I watch it like a rabid football fan, aching for my favorites to move the heart forward; and booing the villains’ interceptions, fumble recoveries … and scores.

In “Downton Abbey” love is the prize and avarice the opponent. And when the yearning yields past pretense and love inevitably shines through, as it does even within this stilted, formal and pre-patterned hierarchy … it’s absolute magic.

And startling so, without the usual cable compliment of car crashes, shootouts, stabbings and titty bars. What “Downton Abbey” does have is an anachronistic quality that is so sorely lacking in almost all productions on television or movie theaters as to render it a precious gem beyond value. That quality … is “sweetness.”

I had almost forgotten this quality could be injected into a television drama today, so strikingly foreign it felt. And I believe this is the key to its success. Indeed, this is what audiences have been, and always will be, yearning for, pining for, praying for, from the deepest recesses of their hearts. Simple human sweetness.

And it’s not saccharin … or syrupy or in any way disingenuous. The sweetness in “Downton Abbey” is subtle and genuine. And absolutely lovely.

I realize at this point many of my military, sports or MMA buds will suggest that I’m now channeling my “inner Alan Alda” … but so be it. “Downton Abbey” is filmmaking at its very finest, with or without the titty bars.

Now – it’s time to ground and pound.

Not the show, but the age. The Edwardian Age – that period in the United Kingdom covering the reign of King Edward VII, 1901 to 1910. It was the age of the rich Aristocrat, into which you were born; or remained an outside observer. The rich remained rich — and the poor, well, they really had no way to climb out of their social status. You were either an aristocrat or a lowly member of the working class. And never the twain shall meet.

Times have changed … somewhat … in Britain. But as a friend of mine revealed, it hasn’t changed all that much. Back in the late ’80s I worked in Europe on a Telly Savalas TV movie, and a British actor, Ned Vukovic, (he of Croatian background) told me of the barely veiled prejudices he battled daily. The discrimination he encountered based upon his family lineage, etc. … foreign to any American this side of the Hamptons. Ned would say, “What I like about America … is that it is a ‘meritocracy.’ It doesn’t matter how you spell your last name or where your family is from; you excel or fail based upon your own talents and personal effort. And I like that!”

I liked it too. When I talked to Ned, I felt proud to be an American.

Maggie Smith

Watching “Downton Abbey,” I am struck by the similarities of the aristocratic Edwardian era and the Obama ruling class. Both systems foster class envy from the lower, entrenched classes. Upward mobility is very difficult. In both, the ultra rich and powerful are excused from many of life’s requirements of the lesser classes.

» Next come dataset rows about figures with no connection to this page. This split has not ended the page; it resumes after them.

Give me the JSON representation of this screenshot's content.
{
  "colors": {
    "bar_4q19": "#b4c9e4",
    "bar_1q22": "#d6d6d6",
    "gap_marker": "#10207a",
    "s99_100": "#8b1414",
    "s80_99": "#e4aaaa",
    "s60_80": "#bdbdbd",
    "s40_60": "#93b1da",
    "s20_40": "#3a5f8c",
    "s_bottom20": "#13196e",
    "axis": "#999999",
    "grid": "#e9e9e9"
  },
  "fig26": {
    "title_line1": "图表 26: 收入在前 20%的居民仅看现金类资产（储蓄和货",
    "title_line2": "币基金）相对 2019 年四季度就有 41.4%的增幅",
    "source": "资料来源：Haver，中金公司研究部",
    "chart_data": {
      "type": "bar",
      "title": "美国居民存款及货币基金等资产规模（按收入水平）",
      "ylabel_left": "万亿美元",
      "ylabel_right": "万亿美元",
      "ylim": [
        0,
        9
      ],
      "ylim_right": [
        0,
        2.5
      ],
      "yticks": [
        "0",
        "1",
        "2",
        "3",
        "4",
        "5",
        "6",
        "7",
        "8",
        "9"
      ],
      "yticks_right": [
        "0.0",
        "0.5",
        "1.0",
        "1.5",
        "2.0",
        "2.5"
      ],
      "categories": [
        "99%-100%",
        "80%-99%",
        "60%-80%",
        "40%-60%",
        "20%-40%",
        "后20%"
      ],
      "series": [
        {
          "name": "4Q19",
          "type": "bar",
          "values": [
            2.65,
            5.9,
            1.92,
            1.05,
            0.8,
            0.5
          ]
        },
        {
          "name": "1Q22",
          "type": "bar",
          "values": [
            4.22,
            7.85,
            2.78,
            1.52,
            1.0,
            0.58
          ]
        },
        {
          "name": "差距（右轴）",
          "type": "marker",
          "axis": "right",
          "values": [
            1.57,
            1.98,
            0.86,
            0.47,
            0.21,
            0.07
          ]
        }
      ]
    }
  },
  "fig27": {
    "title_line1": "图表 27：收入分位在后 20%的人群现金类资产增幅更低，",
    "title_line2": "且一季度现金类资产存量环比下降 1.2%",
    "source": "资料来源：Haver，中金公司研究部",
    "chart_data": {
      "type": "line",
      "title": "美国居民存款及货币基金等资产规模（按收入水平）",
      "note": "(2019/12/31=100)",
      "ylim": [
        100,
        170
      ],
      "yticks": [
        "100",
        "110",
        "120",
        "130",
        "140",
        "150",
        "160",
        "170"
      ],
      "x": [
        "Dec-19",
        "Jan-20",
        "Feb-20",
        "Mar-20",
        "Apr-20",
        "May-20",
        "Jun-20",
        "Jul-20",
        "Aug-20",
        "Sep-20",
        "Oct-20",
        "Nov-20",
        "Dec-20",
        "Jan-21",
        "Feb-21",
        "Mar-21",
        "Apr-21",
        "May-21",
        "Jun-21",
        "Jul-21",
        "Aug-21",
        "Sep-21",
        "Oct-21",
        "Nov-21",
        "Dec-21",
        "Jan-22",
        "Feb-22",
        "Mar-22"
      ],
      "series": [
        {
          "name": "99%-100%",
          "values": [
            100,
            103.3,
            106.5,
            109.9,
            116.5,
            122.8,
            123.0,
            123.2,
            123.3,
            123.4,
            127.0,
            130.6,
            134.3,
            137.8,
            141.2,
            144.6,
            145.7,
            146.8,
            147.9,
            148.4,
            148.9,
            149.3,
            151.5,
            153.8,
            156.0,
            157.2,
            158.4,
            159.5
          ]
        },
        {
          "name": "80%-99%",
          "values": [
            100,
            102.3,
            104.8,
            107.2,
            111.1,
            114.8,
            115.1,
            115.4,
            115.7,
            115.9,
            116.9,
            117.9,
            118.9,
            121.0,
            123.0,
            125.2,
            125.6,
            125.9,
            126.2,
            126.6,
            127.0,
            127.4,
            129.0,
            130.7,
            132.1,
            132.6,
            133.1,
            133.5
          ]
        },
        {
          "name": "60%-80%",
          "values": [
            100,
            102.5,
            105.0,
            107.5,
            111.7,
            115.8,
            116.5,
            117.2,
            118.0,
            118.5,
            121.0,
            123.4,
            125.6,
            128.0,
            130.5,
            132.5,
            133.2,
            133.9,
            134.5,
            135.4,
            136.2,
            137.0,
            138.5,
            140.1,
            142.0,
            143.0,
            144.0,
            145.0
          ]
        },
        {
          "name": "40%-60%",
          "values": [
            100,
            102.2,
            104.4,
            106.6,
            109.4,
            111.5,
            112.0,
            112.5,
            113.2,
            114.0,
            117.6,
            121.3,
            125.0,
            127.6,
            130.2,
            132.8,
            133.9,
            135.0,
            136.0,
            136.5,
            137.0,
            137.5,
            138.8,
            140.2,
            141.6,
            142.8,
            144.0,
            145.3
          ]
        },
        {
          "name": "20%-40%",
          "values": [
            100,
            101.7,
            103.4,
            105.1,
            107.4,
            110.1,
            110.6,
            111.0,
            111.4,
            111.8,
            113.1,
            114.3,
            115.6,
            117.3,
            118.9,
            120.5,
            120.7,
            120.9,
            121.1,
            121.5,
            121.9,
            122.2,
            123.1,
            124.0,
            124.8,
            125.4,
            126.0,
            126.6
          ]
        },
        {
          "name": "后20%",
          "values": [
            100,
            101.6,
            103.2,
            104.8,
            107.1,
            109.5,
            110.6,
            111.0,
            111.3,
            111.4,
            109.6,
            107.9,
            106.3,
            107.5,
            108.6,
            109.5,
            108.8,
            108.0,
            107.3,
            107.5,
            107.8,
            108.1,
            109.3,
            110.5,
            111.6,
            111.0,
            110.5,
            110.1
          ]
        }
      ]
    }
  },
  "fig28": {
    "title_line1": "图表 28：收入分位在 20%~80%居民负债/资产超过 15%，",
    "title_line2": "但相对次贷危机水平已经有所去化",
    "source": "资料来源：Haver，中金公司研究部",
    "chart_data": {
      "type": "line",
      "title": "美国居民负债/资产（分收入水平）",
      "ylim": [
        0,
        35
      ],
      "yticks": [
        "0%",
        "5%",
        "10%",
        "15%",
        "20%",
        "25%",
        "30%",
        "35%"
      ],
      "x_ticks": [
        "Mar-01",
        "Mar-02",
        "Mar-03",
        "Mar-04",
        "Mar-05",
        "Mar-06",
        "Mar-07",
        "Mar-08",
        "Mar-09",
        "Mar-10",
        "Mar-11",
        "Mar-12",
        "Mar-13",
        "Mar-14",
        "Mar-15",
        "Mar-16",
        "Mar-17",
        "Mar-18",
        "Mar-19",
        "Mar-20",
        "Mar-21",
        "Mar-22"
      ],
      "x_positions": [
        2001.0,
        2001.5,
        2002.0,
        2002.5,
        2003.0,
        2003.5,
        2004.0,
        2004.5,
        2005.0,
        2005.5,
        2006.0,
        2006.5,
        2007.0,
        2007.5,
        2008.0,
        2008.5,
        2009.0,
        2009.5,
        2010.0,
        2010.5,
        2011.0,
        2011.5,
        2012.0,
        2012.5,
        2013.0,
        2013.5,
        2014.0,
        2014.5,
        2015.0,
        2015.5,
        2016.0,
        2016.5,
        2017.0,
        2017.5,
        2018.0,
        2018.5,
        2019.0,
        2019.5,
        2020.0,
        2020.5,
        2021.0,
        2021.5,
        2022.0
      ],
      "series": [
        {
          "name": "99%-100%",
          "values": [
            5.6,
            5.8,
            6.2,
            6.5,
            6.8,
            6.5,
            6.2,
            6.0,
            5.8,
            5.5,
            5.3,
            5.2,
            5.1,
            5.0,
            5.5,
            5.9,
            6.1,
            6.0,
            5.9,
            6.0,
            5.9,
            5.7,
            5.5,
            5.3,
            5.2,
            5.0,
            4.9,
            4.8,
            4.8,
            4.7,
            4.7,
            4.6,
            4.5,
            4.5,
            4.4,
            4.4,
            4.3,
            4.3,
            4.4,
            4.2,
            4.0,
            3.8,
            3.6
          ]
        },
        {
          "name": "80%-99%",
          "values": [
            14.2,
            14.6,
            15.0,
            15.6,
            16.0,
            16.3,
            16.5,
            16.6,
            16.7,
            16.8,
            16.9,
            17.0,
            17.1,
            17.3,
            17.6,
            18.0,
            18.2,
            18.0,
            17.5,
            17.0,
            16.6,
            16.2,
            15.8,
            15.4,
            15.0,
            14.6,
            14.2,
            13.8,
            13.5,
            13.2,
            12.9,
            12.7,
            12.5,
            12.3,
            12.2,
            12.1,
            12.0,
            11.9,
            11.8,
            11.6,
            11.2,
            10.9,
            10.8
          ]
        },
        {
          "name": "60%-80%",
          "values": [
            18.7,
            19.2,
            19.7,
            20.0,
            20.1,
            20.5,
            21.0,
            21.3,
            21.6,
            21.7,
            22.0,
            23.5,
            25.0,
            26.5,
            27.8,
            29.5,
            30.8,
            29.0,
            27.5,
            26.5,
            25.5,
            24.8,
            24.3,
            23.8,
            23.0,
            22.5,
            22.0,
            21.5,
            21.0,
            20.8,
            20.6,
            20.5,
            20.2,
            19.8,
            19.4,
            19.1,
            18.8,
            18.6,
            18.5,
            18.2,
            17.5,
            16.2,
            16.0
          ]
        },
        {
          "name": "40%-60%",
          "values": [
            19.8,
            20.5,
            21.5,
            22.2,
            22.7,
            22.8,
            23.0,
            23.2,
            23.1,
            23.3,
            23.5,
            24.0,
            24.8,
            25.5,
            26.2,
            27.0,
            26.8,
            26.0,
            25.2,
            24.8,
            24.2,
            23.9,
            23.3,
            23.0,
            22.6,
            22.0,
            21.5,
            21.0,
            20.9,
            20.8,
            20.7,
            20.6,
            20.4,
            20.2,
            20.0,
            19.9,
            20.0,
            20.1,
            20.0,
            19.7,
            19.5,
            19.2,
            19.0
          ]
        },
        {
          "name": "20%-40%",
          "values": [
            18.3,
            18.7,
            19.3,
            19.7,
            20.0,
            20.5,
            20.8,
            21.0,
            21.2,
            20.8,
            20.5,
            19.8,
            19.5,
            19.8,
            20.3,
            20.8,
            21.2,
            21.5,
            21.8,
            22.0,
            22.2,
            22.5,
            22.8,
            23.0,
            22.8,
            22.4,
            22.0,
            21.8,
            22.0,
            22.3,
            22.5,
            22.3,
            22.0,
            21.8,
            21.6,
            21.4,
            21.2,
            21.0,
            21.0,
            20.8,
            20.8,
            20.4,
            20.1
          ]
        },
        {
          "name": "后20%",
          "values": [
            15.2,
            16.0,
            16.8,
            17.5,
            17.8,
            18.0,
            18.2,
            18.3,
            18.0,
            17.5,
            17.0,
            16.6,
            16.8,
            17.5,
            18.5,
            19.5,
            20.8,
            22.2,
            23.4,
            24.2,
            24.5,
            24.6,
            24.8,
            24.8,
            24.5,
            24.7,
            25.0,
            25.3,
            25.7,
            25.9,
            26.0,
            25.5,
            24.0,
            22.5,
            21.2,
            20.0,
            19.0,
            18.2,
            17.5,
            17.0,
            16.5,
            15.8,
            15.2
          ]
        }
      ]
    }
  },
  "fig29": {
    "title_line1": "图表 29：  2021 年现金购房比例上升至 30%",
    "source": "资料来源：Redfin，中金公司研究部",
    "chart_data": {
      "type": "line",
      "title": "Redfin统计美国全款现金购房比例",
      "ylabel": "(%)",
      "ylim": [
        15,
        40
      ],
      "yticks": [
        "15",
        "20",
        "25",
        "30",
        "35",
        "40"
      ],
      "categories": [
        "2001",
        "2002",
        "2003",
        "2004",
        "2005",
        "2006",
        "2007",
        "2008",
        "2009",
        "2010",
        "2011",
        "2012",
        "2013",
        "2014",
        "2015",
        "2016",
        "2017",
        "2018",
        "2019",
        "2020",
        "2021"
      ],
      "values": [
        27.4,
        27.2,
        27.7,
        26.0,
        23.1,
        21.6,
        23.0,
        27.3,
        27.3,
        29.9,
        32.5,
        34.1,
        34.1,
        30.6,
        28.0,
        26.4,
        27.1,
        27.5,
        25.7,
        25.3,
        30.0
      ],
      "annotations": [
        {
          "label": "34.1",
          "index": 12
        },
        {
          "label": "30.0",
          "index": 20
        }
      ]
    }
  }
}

In the case of the ruling class, even though they arrived at their station by promising to work for the lesser classes, they somehow manage to exempt themselves from actually having to live under the constraints they force upon the rest of us. The ruling class regularly votes itself huge pensions for life and raises perks far outside the reach of those not within its fold. And I’ve never actually heard them utter the words, “Let them eat cake,” but you know they think it. Or at least, “Let them work and earn and make the cake, and then we’ll take most of it and they can eat what’s left of whatever we allow them to keep” … seems more like it.

Funny how, the more things change, the more they stay the same.